Kultursplitter

|    Ausgabe vom 22. März 2019

Vom Feinsten
Nur mäßige Beachtung fand in den „Qualitätsmedien“ der 90. Geburtstag von Christa Wolf, es waren ein paar allgemeine Zeilen zu finden, immer und gerne mit dem Hinweis auf ihre „Staatsnähe“ und gleichzeitige Haltung als „Dissidentin“. Wer sich mit den Romanen und Erzählungen beschäftigt, nicht nur den berühmten wie „Der geteilte Himmel“, „Kindheitsmuster“ oder „Kassandra“, sondern auch mit ihren Essays, Aufsätzen und Reden über einen Zeitraum von mehr als fünfzig Jahren, findet weder das eine noch das andere darin. Vielmehr eine genaue Beobachtung der Lebensverhältnisse, ein empathisches Annähern an Menschen, ein Nachspüren der Geschichte des Landes bis zu den Narben, die Christa Wolf sah und mit poetischer Kraft beschrieb. Dass sie sich nach 1989 gegen Stasivorwürfe wehren musste, bereits gezeichnet von schwerer Krankheit, hielt sie nicht davon ab, ihren USA-Aufenthalt in den 90er Jahren dafür zu nutzen, in „Stadt der Engel oder The Overcoat of Dr. Freud“ kritisch und mutig mit all denen abzurechnen, die sich als Wendehälse gerierten oder die es schon immer besser wussten.

Befürchtungen
Weiterhin Streit um die Reform des EU-Urheberrechts in den Parlamenten, aber auch lautstark in den Medien und bei Demonstrationen. Die SPD hat den Vorschlägen der CDU eine Absage erteilt. Die umstrittene Einigung der EU sieht vor, Plattformen wie Youtube stärker in die Pflicht zu nehmen. Videos sollen vor dem Hochladen überprüft werden. Dies geht nach Auffassung von Kritikern nur über Upload-Filter. Die CDU will nun laut dpa-Informationen bei der nationalen Umsetzung völlig auf den Einsatz dieser Filter verzichten. Stattdessen sollen die Plattformen für geschützte Werke in der Regel Lizenzen erwerben. Unterhalb einer zeitlichen Grenze sollen Uploads von Lizenzgebühren frei sein.

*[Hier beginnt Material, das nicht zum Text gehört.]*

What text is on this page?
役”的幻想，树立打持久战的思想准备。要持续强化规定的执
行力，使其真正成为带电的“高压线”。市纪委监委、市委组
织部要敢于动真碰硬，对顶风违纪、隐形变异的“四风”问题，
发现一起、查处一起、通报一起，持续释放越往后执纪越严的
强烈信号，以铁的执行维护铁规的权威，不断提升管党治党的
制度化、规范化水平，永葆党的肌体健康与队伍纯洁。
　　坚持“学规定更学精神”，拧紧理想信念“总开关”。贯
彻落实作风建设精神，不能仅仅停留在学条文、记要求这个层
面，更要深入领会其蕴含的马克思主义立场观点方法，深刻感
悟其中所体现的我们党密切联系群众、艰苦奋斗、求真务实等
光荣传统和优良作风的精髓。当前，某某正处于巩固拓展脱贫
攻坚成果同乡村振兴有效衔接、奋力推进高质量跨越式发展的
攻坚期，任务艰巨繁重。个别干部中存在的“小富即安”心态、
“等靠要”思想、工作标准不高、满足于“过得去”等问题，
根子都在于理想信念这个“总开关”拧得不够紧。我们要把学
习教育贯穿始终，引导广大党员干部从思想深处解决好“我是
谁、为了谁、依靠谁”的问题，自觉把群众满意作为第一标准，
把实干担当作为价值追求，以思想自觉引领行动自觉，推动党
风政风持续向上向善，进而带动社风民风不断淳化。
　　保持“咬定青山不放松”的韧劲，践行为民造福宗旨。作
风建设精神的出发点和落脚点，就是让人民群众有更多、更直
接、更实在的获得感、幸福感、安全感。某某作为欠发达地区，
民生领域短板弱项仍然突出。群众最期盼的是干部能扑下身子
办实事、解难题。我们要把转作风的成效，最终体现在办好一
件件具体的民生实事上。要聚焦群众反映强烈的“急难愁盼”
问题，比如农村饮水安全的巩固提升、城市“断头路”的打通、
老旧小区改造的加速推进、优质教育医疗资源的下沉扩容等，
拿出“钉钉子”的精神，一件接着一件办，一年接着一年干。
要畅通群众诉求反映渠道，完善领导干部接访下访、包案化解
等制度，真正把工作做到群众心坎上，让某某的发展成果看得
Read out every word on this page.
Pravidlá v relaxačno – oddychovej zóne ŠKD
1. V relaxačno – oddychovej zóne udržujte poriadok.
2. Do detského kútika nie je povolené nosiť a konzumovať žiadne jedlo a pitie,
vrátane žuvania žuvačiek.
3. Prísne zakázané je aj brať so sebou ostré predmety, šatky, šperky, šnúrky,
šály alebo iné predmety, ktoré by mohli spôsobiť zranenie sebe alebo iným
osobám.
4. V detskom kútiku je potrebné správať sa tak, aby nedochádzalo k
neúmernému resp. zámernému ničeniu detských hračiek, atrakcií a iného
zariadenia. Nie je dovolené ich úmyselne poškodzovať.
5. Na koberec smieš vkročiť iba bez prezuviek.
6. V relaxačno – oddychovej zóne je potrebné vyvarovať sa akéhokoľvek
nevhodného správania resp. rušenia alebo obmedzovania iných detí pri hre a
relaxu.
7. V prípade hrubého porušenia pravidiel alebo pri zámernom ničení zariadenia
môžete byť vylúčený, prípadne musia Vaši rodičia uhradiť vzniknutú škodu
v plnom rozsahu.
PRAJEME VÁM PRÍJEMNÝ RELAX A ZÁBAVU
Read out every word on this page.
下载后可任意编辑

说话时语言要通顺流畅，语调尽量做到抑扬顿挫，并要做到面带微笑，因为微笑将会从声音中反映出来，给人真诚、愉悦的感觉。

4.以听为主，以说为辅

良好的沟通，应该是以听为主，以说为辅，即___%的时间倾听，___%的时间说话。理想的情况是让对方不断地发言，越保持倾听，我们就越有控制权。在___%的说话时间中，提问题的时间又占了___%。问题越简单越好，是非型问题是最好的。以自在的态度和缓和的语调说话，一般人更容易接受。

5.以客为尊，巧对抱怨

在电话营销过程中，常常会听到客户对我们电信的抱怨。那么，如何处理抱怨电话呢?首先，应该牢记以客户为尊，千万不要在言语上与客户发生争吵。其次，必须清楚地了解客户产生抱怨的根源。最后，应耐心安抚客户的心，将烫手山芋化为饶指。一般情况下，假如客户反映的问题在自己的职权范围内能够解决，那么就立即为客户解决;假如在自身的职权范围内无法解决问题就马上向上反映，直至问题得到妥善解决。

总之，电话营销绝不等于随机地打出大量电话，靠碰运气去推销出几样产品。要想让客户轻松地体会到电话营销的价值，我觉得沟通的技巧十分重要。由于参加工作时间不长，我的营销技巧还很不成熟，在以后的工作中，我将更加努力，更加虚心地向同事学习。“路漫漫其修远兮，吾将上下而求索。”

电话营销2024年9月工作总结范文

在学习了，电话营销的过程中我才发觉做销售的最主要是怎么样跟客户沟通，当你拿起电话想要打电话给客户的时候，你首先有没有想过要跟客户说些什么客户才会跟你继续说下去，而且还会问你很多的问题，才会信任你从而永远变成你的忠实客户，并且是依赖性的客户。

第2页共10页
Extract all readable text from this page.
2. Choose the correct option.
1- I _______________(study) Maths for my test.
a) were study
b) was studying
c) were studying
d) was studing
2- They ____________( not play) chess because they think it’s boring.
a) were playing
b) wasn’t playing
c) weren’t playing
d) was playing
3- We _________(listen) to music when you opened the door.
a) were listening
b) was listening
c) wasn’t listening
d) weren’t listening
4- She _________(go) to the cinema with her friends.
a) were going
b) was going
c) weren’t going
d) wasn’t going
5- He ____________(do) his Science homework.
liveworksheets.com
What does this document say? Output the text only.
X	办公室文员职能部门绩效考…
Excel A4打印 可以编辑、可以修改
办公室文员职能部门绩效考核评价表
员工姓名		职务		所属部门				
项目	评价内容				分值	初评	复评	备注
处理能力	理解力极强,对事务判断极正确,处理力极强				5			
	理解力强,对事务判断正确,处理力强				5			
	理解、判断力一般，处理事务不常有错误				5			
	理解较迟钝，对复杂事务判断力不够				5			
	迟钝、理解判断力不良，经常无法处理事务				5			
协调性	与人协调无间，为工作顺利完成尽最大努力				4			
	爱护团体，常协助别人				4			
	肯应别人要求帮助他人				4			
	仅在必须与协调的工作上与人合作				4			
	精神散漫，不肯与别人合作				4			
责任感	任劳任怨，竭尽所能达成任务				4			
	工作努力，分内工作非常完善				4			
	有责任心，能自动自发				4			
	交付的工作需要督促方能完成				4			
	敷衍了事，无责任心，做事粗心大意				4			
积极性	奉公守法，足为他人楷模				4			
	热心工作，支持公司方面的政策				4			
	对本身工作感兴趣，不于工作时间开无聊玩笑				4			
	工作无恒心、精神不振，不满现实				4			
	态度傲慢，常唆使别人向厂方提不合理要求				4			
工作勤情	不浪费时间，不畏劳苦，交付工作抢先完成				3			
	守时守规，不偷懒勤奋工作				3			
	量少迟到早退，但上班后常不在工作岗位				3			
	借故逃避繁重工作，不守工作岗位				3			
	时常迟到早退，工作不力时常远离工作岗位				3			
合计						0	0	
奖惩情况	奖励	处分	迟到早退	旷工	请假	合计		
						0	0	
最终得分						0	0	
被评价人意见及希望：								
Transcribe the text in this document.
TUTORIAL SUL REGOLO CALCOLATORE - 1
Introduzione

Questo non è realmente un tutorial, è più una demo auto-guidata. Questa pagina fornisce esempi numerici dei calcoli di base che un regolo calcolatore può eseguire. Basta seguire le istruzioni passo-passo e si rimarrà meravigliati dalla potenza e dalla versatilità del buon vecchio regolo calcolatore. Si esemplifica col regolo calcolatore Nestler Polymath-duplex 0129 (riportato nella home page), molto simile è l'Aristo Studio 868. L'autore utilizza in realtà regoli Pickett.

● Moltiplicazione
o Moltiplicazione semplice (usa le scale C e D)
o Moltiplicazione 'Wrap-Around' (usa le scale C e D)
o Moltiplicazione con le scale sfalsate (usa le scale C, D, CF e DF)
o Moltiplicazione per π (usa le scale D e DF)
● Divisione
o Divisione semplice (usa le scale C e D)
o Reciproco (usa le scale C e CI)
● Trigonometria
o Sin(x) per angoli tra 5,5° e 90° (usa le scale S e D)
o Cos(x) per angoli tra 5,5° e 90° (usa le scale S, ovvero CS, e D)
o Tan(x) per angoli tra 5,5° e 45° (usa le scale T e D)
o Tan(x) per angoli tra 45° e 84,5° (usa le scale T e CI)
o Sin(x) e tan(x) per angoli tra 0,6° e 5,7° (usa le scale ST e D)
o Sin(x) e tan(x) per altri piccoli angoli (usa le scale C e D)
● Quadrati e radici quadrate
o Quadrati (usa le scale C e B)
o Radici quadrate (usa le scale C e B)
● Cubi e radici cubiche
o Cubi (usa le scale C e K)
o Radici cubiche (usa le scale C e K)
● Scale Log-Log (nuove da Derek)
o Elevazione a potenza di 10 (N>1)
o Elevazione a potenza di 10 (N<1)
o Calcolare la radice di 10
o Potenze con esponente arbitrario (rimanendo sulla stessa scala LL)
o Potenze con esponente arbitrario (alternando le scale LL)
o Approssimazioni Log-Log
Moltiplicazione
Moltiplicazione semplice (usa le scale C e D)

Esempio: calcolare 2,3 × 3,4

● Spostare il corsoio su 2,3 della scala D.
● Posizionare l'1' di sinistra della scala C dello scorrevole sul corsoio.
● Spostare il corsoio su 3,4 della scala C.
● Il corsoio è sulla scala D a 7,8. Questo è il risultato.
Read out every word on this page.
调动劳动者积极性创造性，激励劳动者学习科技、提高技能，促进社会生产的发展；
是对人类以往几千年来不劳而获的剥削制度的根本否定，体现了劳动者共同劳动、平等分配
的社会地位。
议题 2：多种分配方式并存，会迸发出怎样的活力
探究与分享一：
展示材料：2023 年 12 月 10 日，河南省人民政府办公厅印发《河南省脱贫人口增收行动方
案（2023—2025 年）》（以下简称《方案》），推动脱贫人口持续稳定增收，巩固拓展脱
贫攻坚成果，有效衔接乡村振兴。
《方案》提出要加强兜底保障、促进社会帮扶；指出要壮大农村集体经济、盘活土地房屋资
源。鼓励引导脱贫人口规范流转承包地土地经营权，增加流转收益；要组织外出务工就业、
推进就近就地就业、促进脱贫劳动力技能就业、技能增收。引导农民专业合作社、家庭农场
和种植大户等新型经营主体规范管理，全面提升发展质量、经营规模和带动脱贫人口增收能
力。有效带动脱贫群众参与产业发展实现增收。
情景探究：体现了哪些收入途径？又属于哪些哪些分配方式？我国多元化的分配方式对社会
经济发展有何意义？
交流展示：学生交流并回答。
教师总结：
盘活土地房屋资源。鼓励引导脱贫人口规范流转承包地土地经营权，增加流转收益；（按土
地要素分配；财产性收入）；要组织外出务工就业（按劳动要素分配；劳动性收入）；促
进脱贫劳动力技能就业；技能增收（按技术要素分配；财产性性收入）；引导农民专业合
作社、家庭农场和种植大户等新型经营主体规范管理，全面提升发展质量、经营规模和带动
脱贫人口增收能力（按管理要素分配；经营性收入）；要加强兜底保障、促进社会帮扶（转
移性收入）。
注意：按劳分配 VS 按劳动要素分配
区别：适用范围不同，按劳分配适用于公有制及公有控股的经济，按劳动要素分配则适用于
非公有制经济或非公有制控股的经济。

Solch eine nationale Lösung geht natürlich an jeglicher Realität vorbei, im EU-Parlament hatte die EVP (der „C-Parteien-Verbund“) noch für die Filter gestimmt. Der wesentliche Kern der Reform, nämlich endlich zu einer Vergütung für die zu kommen, die ihre künstlerischen und wissenschaftlichen Beiträge einbringen, geht bei dem Streit eher unter. Ob die Filter zu Zensur führen und schnelle Löschungen unliebsamer Beiträge fördern, ist zumindest unklar.

Herbert Becker

Filmempfehlung
In (viel zu wenigen) Programmkinos läuft momentan die Verfilmung des Debütromans „The hate U give“ von Angie Thomas, der 2017 veröffentlicht und 2018 mit dem deutschen Jugendliteraturpreis der Jugendjury ausgezeichnet wurde. Regie führte George Tillmann jr., ein engagierter US-amerikanischer Filmemacher. In Anlehnung an das berühmte Zitat „The hate you give little infants fucks everybody“ (übersetzt soviel wie „Der Hass, der kleinen Kindern entgegengebracht wird, schädigt alle“) von Rapper Tupac erlebt die Hauptdarstellerin Starr Carter als 16-jährige schwarze Schülerin regelmäßig die Auswirkungen von Armut, Drogenkriminalität und strukturellem Rassismus in den USA. Nachdem ihr bester Freund in einer willkürlichen Polizeikontrolle erschossen wird, soll sie als Kronzeugin in einem landesweit beachteten Prozess gegen den Polizisten aussagen, was sie zum Gesicht einer Bewegung gegen Polizeigewalt gegen Schwarze macht, aber auch in Konflikte mit den kriminellen Anführern ihres Wohnviertels bringt. In diesem Dilemma gibt ihr Vater ihr mit vielen inhaltlichen und kulturellen Bezügen zu Malcom X und der Black-Panther-Bewegung Orientierung und ermutigt sie, gegen den Rassismus zu kämpfen und den Teufelskreis der Gewalt durch Armut und Unterdrückung zu benennen und zu durchbrechen. Sehenswert.